Workplace Relations Management Plan (“WRMP”) Similarly to the Commonwealth code, a Code-compliant WRMP must be in place prior to commencing any State Building Work exceeding $10 million in value. To be compliant, the WRMP must either satisfy the requirements set out in Schedule 2 of the Code or the requirements set out in the Commonwealth code.
Security of Payment Contractors must not include any prohibited provisions under the Construction Contracts Act 2004 (WA) (“CCA”) in their contracts, must make ‘reasonable and timely’ payments and ensure payment disputes are resolved in a ‘reasonable, timely and consultative way.’
Interactions with the Building and Construction Code Monitoring Unit (“BCCMU”) Contractors must: • provide the BCCMU with access to the site, employees, contractors, documents and information  • assist the BCCMU in accessing information • not obstruct the BCCMU. A contractor will not be in breach for failing to comply with these requirements if the breach was necessary to prevent the contractor from breaching a contractual obligation owed to a third party in certain circumstances.
Execution of private contracts over $2 million Contractors must advise the BCCMU in writing when it executes a contract for Private Building Work in excess of $2 million.
Compliance with laws, orders and determinations Contractors must comply with all relevant building and industrial laws as set out in the Code, including any “Relevant Orders”, and must not enter into or facilitate any arrangement which conflicts with a Relevant Order. Relevant Orders include adjudication determinations made under the CCA.
Obligations regarding workplace relations and safety The Code also contains a number of prohibitions and restrictions that relate to unregistered or un-certified agreements, sham contracting, harsh or unfair contracts, the engagement of non-citizens or non-residents, workplace arrangements, above entitlement payments, freedom of association, entry to premises, dispute settlement procedures, workplace reform, industrial action, health & safety, matters involving small businesses, and collusive tendering.

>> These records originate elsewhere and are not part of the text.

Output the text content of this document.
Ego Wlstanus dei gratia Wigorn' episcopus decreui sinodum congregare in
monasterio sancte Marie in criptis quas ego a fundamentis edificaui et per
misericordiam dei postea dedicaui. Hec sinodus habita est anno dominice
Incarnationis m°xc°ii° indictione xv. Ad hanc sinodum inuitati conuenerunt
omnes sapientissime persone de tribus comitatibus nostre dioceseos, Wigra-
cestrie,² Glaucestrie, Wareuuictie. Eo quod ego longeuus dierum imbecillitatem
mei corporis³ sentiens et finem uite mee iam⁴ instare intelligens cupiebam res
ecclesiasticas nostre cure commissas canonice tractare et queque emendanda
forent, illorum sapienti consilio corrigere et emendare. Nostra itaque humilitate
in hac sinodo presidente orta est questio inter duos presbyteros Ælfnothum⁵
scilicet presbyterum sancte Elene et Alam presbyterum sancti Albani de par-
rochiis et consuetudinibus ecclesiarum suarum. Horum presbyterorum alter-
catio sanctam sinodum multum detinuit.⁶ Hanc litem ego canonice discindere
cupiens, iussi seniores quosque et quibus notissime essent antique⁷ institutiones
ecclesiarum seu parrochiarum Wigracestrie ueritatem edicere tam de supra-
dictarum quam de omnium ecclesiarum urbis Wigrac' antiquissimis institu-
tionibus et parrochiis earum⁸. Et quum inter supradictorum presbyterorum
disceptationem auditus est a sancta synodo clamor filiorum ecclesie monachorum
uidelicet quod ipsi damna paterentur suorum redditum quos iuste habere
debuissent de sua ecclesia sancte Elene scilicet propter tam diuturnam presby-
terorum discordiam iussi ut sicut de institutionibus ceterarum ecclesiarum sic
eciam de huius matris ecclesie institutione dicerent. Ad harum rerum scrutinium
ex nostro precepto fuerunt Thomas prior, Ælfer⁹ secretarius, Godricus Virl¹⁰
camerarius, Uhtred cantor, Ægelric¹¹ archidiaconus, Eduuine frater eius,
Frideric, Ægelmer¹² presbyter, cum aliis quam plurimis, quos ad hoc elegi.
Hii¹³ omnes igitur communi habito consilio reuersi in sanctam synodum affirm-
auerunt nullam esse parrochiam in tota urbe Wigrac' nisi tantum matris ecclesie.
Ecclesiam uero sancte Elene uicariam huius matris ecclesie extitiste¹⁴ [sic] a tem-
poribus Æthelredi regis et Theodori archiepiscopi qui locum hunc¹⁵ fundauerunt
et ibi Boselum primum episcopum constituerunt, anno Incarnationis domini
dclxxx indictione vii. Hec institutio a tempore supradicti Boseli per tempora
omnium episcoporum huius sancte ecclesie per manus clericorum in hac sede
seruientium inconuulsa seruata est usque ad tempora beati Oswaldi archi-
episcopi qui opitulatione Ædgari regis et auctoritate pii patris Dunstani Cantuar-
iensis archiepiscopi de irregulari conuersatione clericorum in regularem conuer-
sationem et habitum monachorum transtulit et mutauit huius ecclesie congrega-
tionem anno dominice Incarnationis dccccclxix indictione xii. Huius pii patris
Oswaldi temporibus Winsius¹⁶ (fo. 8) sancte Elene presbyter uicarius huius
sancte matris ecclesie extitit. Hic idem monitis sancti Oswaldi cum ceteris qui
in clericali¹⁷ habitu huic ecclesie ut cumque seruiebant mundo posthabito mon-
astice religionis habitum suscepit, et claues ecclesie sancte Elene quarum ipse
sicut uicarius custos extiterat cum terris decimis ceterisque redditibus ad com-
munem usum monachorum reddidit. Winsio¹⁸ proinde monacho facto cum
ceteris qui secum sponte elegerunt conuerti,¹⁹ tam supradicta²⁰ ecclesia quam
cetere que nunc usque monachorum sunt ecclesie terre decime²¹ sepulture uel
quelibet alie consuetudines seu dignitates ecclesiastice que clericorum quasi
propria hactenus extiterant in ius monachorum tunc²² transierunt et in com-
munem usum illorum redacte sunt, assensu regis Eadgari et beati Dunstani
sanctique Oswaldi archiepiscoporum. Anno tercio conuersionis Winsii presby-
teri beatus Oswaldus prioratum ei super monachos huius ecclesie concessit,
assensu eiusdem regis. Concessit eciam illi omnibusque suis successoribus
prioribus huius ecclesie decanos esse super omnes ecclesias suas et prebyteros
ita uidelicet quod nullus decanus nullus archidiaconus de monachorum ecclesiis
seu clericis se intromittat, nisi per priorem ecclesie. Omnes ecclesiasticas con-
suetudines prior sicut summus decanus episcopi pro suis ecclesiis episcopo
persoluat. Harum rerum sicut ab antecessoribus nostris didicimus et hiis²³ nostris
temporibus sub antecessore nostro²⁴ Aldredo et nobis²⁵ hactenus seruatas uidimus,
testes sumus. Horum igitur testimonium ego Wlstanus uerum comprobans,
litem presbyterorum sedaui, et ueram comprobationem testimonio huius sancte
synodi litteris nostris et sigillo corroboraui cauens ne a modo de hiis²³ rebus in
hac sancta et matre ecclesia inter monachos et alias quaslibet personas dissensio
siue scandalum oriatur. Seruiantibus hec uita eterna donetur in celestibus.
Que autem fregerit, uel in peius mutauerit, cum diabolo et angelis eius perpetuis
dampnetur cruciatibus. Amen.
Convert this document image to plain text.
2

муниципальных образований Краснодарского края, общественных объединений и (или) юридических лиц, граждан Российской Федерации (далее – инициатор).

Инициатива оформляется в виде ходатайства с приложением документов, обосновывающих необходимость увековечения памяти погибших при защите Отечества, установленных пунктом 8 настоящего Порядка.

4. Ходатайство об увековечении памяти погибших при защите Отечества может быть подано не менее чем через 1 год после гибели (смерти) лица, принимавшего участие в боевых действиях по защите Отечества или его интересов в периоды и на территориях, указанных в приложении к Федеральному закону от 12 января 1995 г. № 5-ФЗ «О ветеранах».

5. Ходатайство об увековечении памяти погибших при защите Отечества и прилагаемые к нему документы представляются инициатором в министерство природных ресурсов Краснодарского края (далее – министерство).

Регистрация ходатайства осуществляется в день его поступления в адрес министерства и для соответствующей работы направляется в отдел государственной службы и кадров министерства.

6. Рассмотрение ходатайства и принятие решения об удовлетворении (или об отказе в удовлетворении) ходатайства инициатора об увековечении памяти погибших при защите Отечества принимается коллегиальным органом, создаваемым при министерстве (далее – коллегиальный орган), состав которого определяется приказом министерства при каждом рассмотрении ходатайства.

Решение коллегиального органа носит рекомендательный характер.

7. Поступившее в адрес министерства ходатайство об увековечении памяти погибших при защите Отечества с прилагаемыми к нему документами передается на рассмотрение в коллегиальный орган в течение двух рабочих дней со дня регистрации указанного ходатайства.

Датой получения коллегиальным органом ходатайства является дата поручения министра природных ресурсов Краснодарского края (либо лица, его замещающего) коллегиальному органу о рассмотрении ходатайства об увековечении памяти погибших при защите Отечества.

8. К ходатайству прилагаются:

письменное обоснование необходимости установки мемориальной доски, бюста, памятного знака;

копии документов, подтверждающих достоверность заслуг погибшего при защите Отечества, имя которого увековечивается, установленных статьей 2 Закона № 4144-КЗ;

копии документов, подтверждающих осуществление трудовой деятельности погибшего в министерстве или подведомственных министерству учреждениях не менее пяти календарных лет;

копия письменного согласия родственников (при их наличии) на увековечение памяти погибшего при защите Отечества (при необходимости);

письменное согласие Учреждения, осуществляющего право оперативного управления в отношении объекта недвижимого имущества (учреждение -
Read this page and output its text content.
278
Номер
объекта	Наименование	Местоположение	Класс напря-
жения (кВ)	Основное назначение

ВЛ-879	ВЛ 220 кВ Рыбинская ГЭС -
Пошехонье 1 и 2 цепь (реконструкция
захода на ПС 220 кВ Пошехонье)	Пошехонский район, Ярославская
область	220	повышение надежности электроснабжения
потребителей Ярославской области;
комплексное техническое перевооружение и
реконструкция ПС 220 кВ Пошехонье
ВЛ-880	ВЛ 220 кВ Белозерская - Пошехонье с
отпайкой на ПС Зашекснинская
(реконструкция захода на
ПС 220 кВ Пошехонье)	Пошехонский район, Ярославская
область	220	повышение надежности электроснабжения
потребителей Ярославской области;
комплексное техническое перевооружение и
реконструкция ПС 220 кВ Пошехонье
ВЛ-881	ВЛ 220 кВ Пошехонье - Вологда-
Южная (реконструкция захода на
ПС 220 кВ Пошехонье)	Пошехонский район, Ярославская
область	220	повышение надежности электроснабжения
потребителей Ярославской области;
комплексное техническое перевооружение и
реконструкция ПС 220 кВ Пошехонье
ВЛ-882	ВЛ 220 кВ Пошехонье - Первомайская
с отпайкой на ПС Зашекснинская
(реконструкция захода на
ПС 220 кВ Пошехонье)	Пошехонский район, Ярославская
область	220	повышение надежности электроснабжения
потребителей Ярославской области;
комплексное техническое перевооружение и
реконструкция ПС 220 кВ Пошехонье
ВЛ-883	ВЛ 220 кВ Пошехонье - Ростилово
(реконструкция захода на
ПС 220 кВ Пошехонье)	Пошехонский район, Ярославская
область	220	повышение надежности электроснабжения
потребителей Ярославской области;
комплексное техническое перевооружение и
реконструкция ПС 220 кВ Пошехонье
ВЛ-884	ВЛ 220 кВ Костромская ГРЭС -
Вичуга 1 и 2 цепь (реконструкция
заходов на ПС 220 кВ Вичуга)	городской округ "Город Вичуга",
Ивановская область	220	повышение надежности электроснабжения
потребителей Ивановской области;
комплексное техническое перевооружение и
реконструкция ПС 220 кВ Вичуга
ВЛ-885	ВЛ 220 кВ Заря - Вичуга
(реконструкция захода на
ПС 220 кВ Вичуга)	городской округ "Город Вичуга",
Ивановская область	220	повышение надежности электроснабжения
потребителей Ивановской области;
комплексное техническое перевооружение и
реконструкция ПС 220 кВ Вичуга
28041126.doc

Breach and enforcing compliance Contractors must notify the BCCMU of any breach or suspected breach as soon as practicable within 48 hours of becoming aware.   The BCCMU has a general power to undertake monitoring and compliance activities, including site visits and inspections, interrogations, audits and record inspection, reporting breaches to Government agencies or statutory bodies and allowing contractors to rectify any breaches. The BCCMU may also prepare a Code Compliance Report addressing the contractor’s compliance or non-compliance with the Code.  Any findings of a material non-compliance can jeopardise the prospects of, or prevent, a contractor and its related entities from being awarded future State Building Work.

More information

An Implementation Guide is available on the Department of Commerce website to assist Building Contractors in complying with the Code. The Department will also run information sessions for Building Contractors in December 2016 and January 2017.